Correlation between Rotating LIDAR Measurements and Blade Effective Wind Speed

Preview wind speed measurements from a forward looking Light Detection and Ranging (LIDAR) system located in the hub of a wind turbine can be used by a feedforward blade pitch control system to mitigate structural loads. For individual blade pitch control, a separate preview estimate of the effective wind speed encountered by each blade must be available. One way of providing an estimate of the blade effective wind speed is to implement a hub mounted spinning lidar that scans the wind field at the rotational rate of the rotor such that the measured wind will reach the blade after some delay. In this way, both the lidar measurement and the wind turbine blade rotationally sample the wind field. The benefit gained by using preview wind speed measurements strongly depends on the correlation between the measured wind and the wind that interacts with the blades.

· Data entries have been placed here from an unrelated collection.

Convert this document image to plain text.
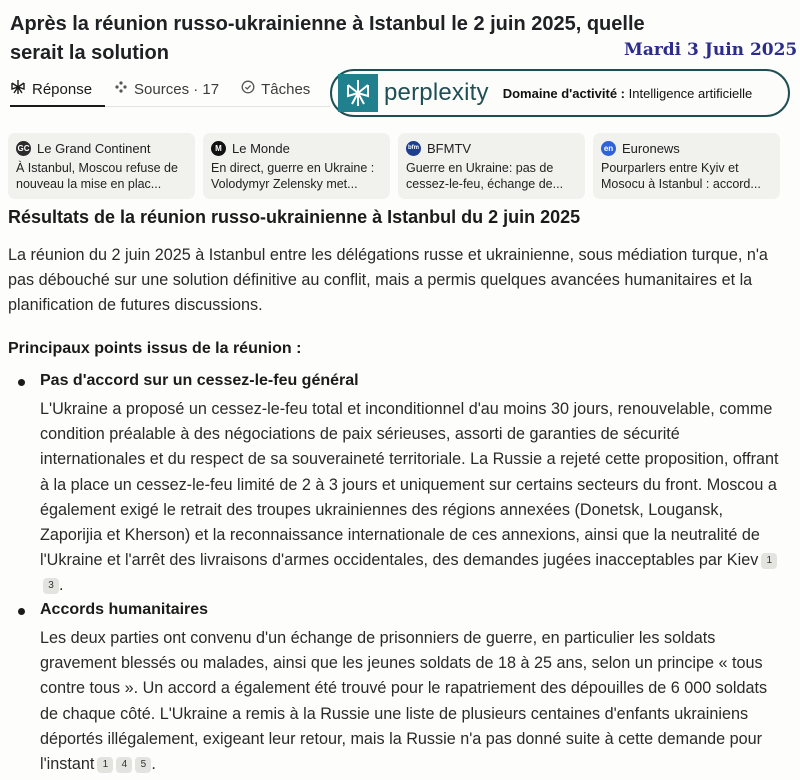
Après la réunion russo-ukrainienne à Istanbul le 2 juin 2025, quelle serait la solution	Mardi 3 Juin 2025
Réponse	Sources · 17	Tâches	perplexity Domaine d'activité : Intelligence artificielle
GC Le Grand Continent
À Istanbul, Moscou refuse de nouveau la mise en plac...
M Le Monde
En direct, guerre en Ukraine : Volodymyr Zelensky met...
bfm BFMTV
Guerre en Ukraine: pas de cessez-le-feu, échange de...
en Euronews
Pourparlers entre Kyiv et Mosocu à Istanbul : accord...
Résultats de la réunion russo-ukrainienne à Istanbul du 2 juin 2025
La réunion du 2 juin 2025 à Istanbul entre les délégations russe et ukrainienne, sous médiation turque, n'a pas débouché sur une solution définitive au conflit, mais a permis quelques avancées humanitaires et la planification de futures discussions.
Principaux points issus de la réunion :
Pas d'accord sur un cessez-le-feu général
L'Ukraine a proposé un cessez-le-feu total et inconditionnel d'au moins 30 jours, renouvelable, comme condition préalable à des négociations de paix sérieuses, assorti de garanties de sécurité internationales et du respect de sa souveraineté territoriale. La Russie a rejeté cette proposition, offrant à la place un cessez-le-feu limité de 2 à 3 jours et uniquement sur certains secteurs du front. Moscou a également exigé le retrait des troupes ukrainiennes des régions annexées (Donetsk, Lougansk, Zaporijia et Kherson) et la reconnaissance internationale de ces annexions, ainsi que la neutralité de l'Ukraine et l'arrêt des livraisons d'armes occidentales, des demandes jugées inacceptables par Kiev 13 .
Accords humanitaires
Les deux parties ont convenu d'un échange de prisonniers de guerre, en particulier les soldats gravement blessés ou malades, ainsi que les jeunes soldats de 18 à 25 ans, selon un principe « tous contre tous ». Un accord a également été trouvé pour le rapatriement des dépouilles de 6 000 soldats de chaque côté. L'Ukraine a remis à la Russie une liste de plusieurs centaines d'enfants ukrainiens déportés illégalement, exigeant leur retour, mais la Russie n'a pas donné suite à cette demande pour l'instant 1 4 5 .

In this research, the coherence between rotating lidar measurements and blade effective wind speed is calculated and analyzed using a spectral model of the wind field. The simulated wind field uses an isotropic von Karman spectrum and contains a model of wind evolution described by a longitudinal spatial coherence function. The coherence between stationary measurements and stationary blade effective wind speeds decreases to zero near the 1P rotational frequency of the turbine. However, measurement coherence between rotating lidar measurements and blade effective wind speed remains much higher and does not decay until higher frequencies.